Sie sind der letzte Aktive aus der Generation Frodeno und Kienle. Zuletzt waren Sie lächelnd mit ihrem früheren Rivalen Kienle zu sehen. Sind Sie doch noch Freunde geworden?

Es ist mir eine Motivation, der ‚Last Man Standing‘ zu sein. Was ‚Sebi‘ angeht: Wir haben uns in den letzten Jahren wieder angenähert und ausgesprochen. Irgendwann muss die Vergangenheit mal abgehakt sein.
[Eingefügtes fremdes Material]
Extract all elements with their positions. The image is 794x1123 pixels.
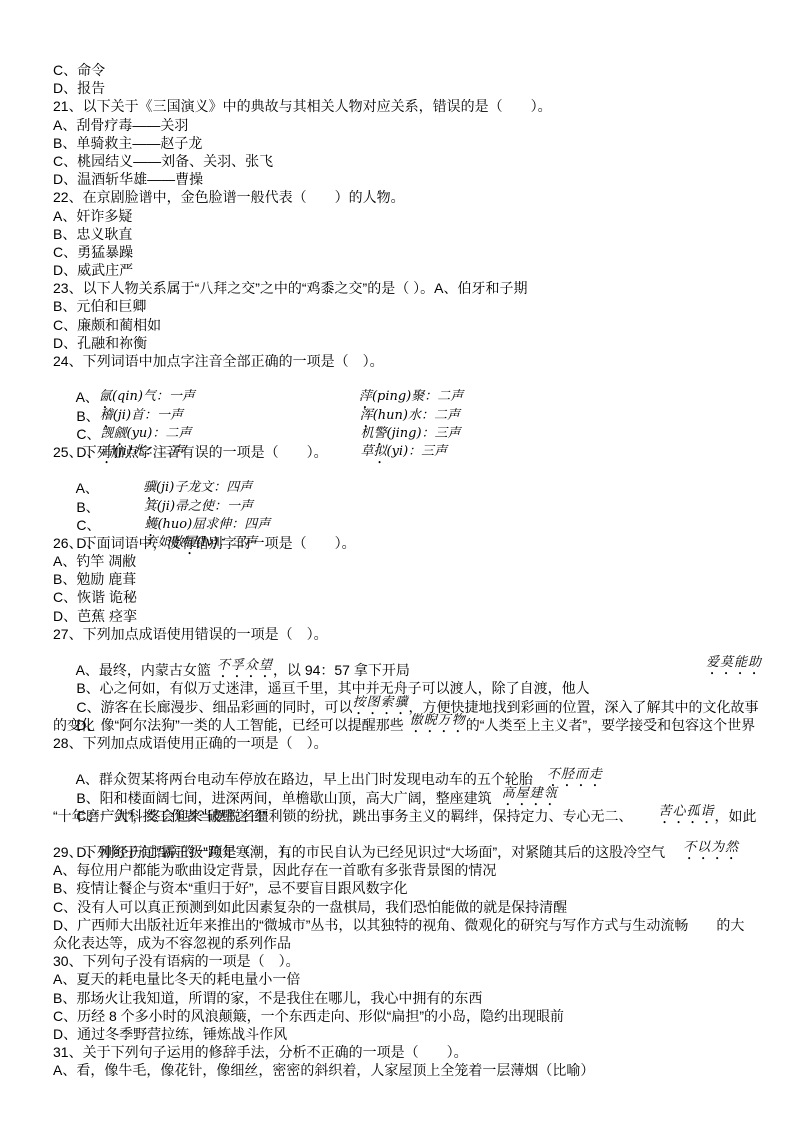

Dass er mittlerweile nicht mehr aktiv ist, hat sicher auch zur Entspannung beigetragen (lacht).

Sie haben einst mit einer Zeit von 7:52:39 Stunden erstmals die Acht-Stunden-Marke auf Hawaii durchbrochen. Inzwischen sind ihre Nachfolger noch deutlich schneller unterwegs.

Ich kann mir das nur damit erklären, dass die Leistungsdichte größer geworden ist und wir in allen Sportarten einen technologischen Fortschritt erreicht haben. Das Training ist wissenschaftlicher geworden, auch beim Equipment und bei der Ernährung hat sich viel getan. An manche Veränderung musste ich mich auch erst vorsichtig herantasten. Bei meinen Hawaii-Siegen 2017 und 2018 habe ich mich mit 50 Gramm Kohlenhydrate pro Stunde verpflegt, heute reden wir locker von einer Aufnahme von 100 oder 120 Gramm. Das ist das doppelte an Energiezufuhr! Daran muss man den Magen ja erst gewöhnen.

Die Medaillenbilanz bei Olympia hat die geringste Ausbeute seit 1952 hervorgebracht. Muss man sich grundsätzlich über die Sportnation Deutschland Gedanken machen?

Es muss sich was ändern! Wir können nicht alle vier Jahre auf den Medaillenspiegel schauen und jedes Mal konstatieren, dass es abwärtsgeht. Keiner packt das Problem mal an – und das regt mich auch ein bisschen auf, dass der Sport gesellschaftlich immer mehr an Wert zu verlieren scheint. Wir brauchen uns doch nur anzuschauen, welche Bedeutung der Sportunterricht in Schulen hat. Es ist das Fach, das am wenigsten wichtig scheint und oft als erstes ausfällt. Häufig ist die schon die Sporthalle marode, fehlt es an der Ausstattung. Dazu besteht in vielen Vereinen ein Mangel von Ehrenamtlichen, deren Tätigkeit mitunter undankbar geworden ist. Immer mehr Schwimmbäder werden geschlossen. Warum schauen wir uns nicht von den USA ab, was sie im Spitzensport besser machen – viele Topathleten aus aller Welt trainieren und leben dort, weil das College-System ihnen beste Bedingungen für Weltklasseleistungen bietet.